After three years of art classes in high school, Acheff ignored the advice of his high school art teacher and didn’t go on to art college. Instead, he went to barber college in San Francisco, thinking he would eventually open up a very exclusive barbershop. He met Roberto Lupetti in a barbershop, and following a casual conversation about art, Lupetti invited him to his drawing class. After seeing only one drawing, Lupetti felt Acheff was ready to tackle painting. Lupetti later exclaimed to his wife, “He’s got it!”

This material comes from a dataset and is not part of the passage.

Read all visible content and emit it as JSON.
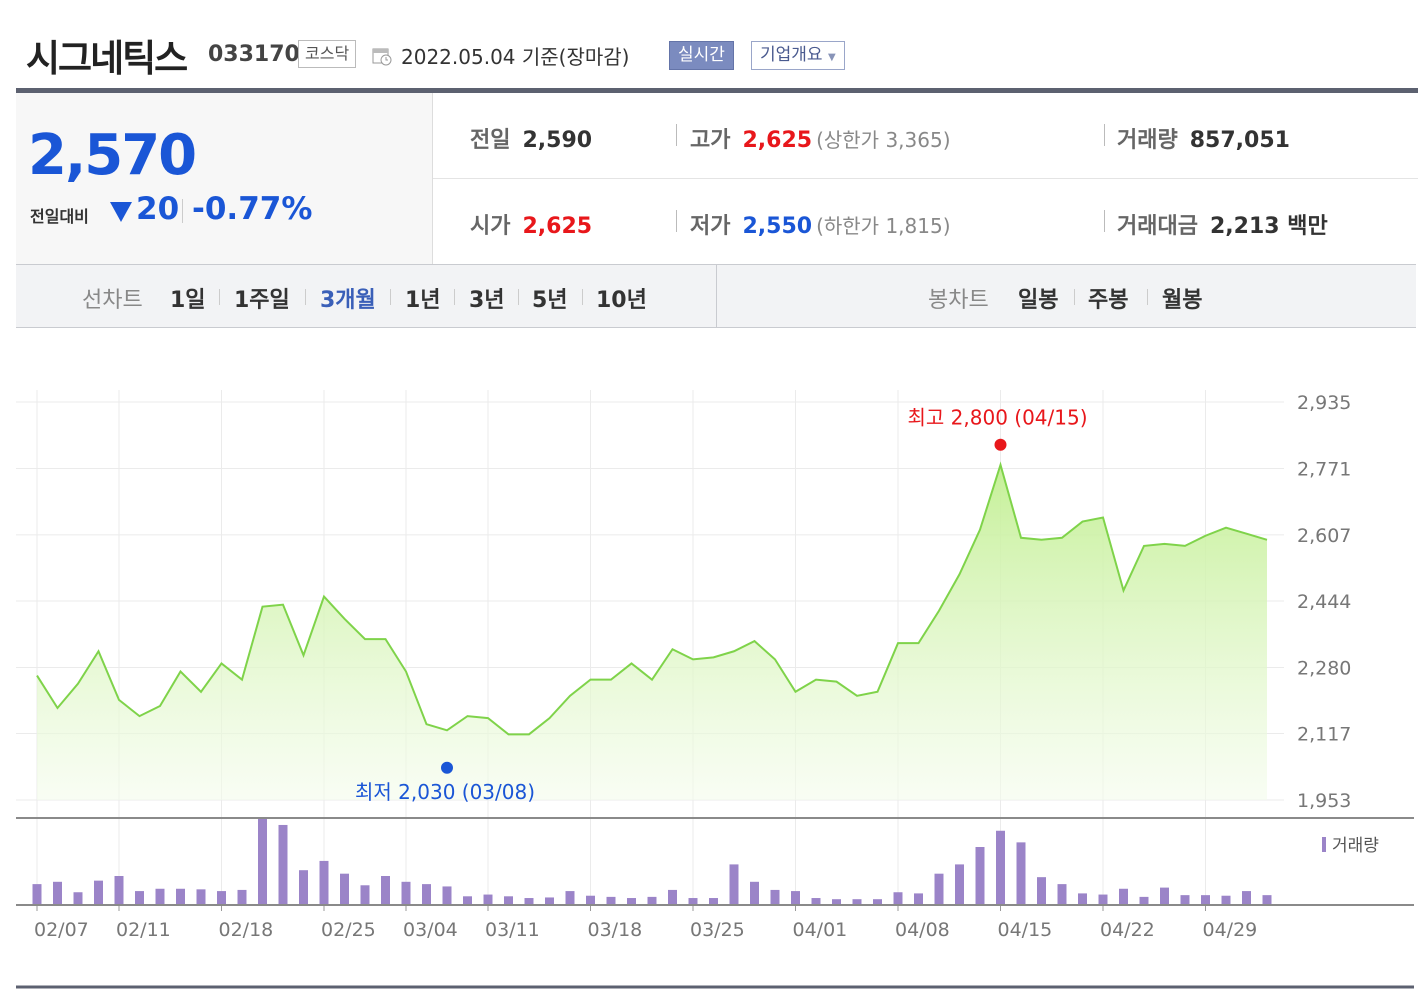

In 1969, Acheff began a six-month-long, five-day-a-week, six-hour-a-day immersion in painting with this Italian master, and what started as a hobby was transformed into a lifetime passion and career. He continued to see Lupetti over the next three years for criticism and words of wisdom.
Acheff moved to Taos, New Mexico, in 1973, where Native Americans have since provided him with many subjects, including blankets, pottery, drums, and other cultural objects. In 1989 and 2004, he received the Prix de West Purchase Award for Flapjacks. His work was included in Covering the West, a traveling exhibition in conjunction with Southwest Art magazine’s 25th-anniversary edition.
Acheff’s style is suggestive of Dutch still-life painters from the seventeenth to the nineteenth centuries, particularly the Harnett trompe l’oeil school. In 1998, Acheff’s oil painting Spirits, Symbols, and Ceremonies won the Masters of the American West Award, given in recognition of the work acquired for the Autry National Center of the American West’s permanent collection.
William Acheff is represented by Settlers West Galleries Inc., Tucson, Arizona.